New advances in Descriptive Set Theory
Duration: 3 years (starting September 2014)
Principal Investigator: Luca Motto Ros
This project focuses on Descriptive Set Theory (briefly: DST), one of the most stimulating and well-established branches of mathematical logic, whose results and methods have been successfully applied to various areas of mathematics (such as representation theory for topological groups, ergodic theory, classical analysis, Banach spaces and operator algebras, to name a few). DST is primarily concerned with the study of definable subsets of the real line or, more generally, of Polish spaces. Such sets are usually classified in suitable hierarchies of complexity, with the purpose of giving a global description of such hierarchies, of systematically analyzing their levels, and of determining the exact position in them of particularly relevant mathematical objects. This kind of analysis is strongly connected with the problem of classifying mathematical objects in a given class (providing methods and invariants to obtain it, or showing that a classification is unfeasible), a widespread theme in mathematics. With this project, we aim to reach relevant advances on some mainstream themes of modern DST. In particular, we plan to tackle the following main research topics:
A) Wadge-like hierarchies on arbitrary topological spaces
The abstract analysis of the Wadge hierarchy (which gives the finest possible notion of topological complexity) on zero-dimensional Polish spaces had a remarkable impact on set theory and theoretical computer science. In this project, we will extend this analysis to Wadge-like hierarchies on other kind of spaces, in particular on topologically complex spaces like omega-continuous domains.

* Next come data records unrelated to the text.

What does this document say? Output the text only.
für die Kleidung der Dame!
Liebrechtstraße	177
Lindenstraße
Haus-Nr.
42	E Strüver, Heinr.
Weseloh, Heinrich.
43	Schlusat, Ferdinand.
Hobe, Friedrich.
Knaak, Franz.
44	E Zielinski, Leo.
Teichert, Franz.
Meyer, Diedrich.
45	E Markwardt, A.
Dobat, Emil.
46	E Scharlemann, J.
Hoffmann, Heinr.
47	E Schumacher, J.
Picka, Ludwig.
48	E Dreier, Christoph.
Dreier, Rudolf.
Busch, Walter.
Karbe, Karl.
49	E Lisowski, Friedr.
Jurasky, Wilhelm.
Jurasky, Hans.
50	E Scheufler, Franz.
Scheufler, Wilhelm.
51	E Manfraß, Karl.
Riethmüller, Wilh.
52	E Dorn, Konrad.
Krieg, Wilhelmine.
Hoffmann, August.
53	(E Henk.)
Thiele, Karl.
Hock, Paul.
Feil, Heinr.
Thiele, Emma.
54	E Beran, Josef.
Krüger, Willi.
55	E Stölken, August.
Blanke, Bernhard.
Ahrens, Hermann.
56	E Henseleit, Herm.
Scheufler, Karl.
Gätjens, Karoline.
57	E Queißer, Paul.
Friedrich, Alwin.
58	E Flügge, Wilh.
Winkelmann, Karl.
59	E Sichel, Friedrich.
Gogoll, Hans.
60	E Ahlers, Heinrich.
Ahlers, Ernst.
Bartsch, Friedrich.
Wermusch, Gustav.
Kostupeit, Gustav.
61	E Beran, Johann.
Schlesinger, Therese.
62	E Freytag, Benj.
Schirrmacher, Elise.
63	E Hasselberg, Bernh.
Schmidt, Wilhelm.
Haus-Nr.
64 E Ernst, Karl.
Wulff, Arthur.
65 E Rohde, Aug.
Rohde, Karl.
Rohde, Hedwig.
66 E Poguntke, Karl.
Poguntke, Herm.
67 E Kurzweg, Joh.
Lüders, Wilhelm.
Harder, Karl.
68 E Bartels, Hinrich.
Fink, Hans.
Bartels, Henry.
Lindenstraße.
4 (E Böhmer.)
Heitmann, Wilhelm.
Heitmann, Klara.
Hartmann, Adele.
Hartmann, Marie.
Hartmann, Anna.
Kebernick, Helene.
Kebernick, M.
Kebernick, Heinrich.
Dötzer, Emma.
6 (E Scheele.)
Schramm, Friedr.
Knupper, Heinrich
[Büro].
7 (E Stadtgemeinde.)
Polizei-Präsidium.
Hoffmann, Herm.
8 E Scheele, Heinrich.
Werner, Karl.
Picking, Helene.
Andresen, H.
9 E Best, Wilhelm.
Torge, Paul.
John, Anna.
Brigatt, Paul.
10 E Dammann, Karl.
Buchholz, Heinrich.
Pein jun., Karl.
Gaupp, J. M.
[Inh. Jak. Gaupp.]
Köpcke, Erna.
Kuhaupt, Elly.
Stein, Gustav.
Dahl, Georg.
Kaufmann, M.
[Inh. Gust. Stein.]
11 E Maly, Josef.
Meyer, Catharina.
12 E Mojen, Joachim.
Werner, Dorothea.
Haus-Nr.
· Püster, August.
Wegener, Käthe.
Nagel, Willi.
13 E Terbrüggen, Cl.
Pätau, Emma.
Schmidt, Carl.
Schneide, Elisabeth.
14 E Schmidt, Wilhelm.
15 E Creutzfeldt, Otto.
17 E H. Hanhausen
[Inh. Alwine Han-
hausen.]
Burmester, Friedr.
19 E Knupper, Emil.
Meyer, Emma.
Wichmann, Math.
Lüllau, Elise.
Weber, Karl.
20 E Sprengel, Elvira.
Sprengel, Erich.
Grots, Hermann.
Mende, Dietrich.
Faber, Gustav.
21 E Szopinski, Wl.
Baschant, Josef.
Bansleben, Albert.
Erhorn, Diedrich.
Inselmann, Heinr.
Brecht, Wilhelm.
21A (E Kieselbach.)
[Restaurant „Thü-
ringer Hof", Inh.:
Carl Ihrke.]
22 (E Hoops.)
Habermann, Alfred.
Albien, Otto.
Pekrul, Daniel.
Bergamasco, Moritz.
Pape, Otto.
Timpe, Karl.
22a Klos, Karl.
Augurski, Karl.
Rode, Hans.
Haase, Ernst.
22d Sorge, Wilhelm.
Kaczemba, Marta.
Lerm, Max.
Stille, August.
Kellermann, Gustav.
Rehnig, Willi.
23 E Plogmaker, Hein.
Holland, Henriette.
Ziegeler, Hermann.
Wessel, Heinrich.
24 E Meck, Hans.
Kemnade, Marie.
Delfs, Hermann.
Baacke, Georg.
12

B) Decomposable Borel functions
One of the classical themes in DST is the study of the structure of Borel functions, in particular with respect to their decomposability into countably-many continuous functions. Exploiting some recent progress in this area, we aim to obtain a generalization to all finite levels of a deep theorem of Jayne and Rogers, solving in this way an important problem which remained open over the last 30 years.
C) Invariantly universal analytic quasi-orders
In the last 20 years, the classification of definable quasi-orders and equivalence relations by suitable reducibility notions has been one of the mainstream topics in DST. In this direction, we will study a recently emerged property called invariant universality, investigate the mutual relationship among the variants of the classical notion of Borel reducibility which have appeared in the literature, and examine the interplay between DST and various relevant notions of forcing.
D) Generalized DST
One of the most active and fast-growing branches of DST is the study of the generalized Baire and Cantor spaces. In our project, we plan to use DST methods to analyze the topological complexity of the embeddability relation between uncountable structures (which may be construed as an analytic quasi-order on the generalized Cantor space).